The compound according to any one of claims 1 to 3 or its isomer, pharmaceutically acceptable salt, solvate, crystal or prodrug, wherein R 2 , R 3 and R 4 are each independently selected from hydrogen, halogen, hydroxy, alkyl, halogenated C 1-6 alkyl, hydroxy C 1-6 alkyl, C 1-6 alkoxy, halogenated C 1-6 alkoxy, hydroxy C 1-6 alkoxy, nitro, carboxyl, cyano, amino, C 1-6 alkylthio, mono C 1-6 alkylamino, C 1-6 alkylacylamino, C 1-6 alkylacyl, aminoacyl, C 1-6 alkylaminoacyl, di-C 1-6 alkylamino and oxo.
The compound according to any one of claims 1 to 4 or its isomer, pharmaceutically acceptable salt, solvate, crystal or prodrug, wherein R 5 is selected from halogen, hydroxy, carbonyl, C 1-6 alkyl, halogenated C 1-6 alkyl, hydroxy C 1-6 alkyl, C 1-6 alkoxy , halogenated C 1-6 alkoxy, hydroxy C 1-6 alkoxy, nitro, carboxyl, cyano, amino, C 1-6 alkylcarbonyl, C 2-6 alkenylcarbonyl, C 2-6 alkynylcarbonyl, which is optionally substituted with one or more C 1-6 alkyl, C 2-6 alkenyl, C 2-6 alkynyl, C 1-6 alkoxy, C 1-6 alkylamino, halogen, hydroxy, amino, halogenated C 1-6 alkyl, C 1-6 alkylacyl, aminoacyl or C 1-6 alkylaminoacyl.

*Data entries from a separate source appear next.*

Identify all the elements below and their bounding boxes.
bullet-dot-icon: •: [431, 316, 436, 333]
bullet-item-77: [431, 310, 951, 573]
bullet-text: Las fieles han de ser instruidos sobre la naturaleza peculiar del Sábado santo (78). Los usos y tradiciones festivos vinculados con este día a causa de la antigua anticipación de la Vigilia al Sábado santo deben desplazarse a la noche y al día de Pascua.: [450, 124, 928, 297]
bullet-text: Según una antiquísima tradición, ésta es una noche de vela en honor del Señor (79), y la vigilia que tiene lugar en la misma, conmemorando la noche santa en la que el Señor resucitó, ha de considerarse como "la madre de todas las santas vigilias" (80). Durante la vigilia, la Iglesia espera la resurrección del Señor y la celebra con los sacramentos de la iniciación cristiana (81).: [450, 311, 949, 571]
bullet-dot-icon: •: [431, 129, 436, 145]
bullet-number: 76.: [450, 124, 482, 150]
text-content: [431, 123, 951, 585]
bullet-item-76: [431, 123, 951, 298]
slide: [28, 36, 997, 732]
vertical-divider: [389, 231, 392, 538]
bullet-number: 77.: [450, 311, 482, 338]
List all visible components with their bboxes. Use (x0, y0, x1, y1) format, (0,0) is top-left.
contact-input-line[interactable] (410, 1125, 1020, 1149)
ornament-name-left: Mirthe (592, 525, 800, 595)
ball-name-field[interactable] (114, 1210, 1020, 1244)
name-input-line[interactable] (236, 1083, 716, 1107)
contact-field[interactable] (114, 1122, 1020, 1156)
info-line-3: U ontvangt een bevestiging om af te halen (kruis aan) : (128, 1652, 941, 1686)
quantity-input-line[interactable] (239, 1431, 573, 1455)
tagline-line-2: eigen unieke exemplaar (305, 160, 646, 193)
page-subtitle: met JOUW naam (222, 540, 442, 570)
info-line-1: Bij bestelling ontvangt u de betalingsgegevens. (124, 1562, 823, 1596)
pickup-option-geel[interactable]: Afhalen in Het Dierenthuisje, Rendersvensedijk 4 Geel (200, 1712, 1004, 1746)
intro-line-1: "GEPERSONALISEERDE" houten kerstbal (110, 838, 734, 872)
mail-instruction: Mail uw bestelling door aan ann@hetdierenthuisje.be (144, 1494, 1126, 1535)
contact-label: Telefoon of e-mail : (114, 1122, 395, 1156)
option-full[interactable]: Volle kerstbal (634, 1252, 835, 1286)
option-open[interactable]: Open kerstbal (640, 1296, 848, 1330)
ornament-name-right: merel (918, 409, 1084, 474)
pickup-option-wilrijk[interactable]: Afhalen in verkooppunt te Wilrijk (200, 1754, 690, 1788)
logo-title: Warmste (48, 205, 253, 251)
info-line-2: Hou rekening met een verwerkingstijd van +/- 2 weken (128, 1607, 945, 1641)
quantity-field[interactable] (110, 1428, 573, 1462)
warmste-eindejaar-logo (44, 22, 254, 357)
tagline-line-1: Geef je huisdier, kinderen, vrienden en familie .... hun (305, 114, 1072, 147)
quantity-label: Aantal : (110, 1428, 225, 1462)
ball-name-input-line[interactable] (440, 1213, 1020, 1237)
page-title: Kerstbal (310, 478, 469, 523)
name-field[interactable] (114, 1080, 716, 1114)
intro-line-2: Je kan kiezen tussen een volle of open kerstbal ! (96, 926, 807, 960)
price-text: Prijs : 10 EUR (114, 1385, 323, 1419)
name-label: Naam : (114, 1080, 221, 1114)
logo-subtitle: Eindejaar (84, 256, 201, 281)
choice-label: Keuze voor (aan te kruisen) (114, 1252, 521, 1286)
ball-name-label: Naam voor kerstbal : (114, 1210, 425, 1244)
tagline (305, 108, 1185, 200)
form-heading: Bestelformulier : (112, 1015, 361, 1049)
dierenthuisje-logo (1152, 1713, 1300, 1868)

The compound according to any one of claims 1 to 5, or an isomer, a pharmaceutically acceptable salt, a solvate, a crystal or a prodrug thereof, wherein p and q are each independently selected from 0, 1, 2 and 3.
A compound represented by general formula (II) or its isomer, pharmaceutically acceptable salt, solvate, crystal or prodrug,

Wherein, X1 , X2 , R1 , R2 , R3 , R4 , R5 , p, q and As defined in the general formula (I) in claims 1-6.
The compound according to any one of claims 1 to 7 or its isomer, pharmaceutically acceptable salt, solvate, crystal or prodrug, wherein the compound is selected from the following compounds:
A pharmaceutical composition comprising the compound according to any one of claims 1 to 8 or its isomer, pharmaceutically acceptable salt, solvate, crystal or prodrug and a pharmaceutically acceptable carrier.
Use of the compound according to any one of claims 1 to 8 or its isomer, pharmaceutically acceptable salt, solvate, crystal or prodrug, or the pharmaceutical composition according to claim 9 in the preparation of a medicament for treating a disease associated with CDK12/13.